I noticed the ways in which staff of color were placed in certain meetings, cluttering their calendars with activities which required them to slice their time more thinly than their white colleagues. I became aware of how my own space, located next to a busy conference room, was not conducive to focused work for me. My manager and director had offices with doors, and they were able to close out interruptions when necessary.

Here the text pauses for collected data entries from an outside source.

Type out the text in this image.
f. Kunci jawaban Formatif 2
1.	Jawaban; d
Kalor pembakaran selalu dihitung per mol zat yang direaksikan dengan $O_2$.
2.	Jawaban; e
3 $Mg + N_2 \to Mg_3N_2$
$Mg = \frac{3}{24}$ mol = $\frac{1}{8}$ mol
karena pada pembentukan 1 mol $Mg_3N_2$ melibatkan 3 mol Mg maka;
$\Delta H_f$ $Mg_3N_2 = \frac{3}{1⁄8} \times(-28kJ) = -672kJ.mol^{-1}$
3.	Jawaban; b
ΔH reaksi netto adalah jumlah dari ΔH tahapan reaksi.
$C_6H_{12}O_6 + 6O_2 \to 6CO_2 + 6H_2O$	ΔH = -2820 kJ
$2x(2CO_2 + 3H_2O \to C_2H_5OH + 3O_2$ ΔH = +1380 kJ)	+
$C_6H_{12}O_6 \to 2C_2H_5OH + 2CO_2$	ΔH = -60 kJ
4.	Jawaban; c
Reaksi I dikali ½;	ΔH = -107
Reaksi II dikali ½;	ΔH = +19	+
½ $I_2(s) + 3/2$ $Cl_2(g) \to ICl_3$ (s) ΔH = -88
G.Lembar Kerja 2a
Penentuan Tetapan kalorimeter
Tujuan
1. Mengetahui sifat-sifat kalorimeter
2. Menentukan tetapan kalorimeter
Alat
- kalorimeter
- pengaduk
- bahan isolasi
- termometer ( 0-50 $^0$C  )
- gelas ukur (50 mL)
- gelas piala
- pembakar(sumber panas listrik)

A person with ADHD is told not to disclose. And though I wanted to, I wanted to “write a lie” to avoid exposure.
Crazy.
When Mr. Laymon explains the practice of “Ode and Apology” at the end of his essay, it helps pull me into my own relationship of violence with my own body. The mean things I’ve said to myself after gorging on a half bag of chocolate chips, or a sleeve of Thin Mints. The ways in which I have run so many miles as punishment to atone for the perceived sins of my body. A body that wanted protection, not pain.
“It’s crazy what this nation does to our heads. It’s crazier than many of us who have the means still think our heads are undeserving of help.”
I’m grateful you have not (yet) died at the hands of a white doctor in America, Mr. Laymon. Clearly, it’s not for their lack of trying.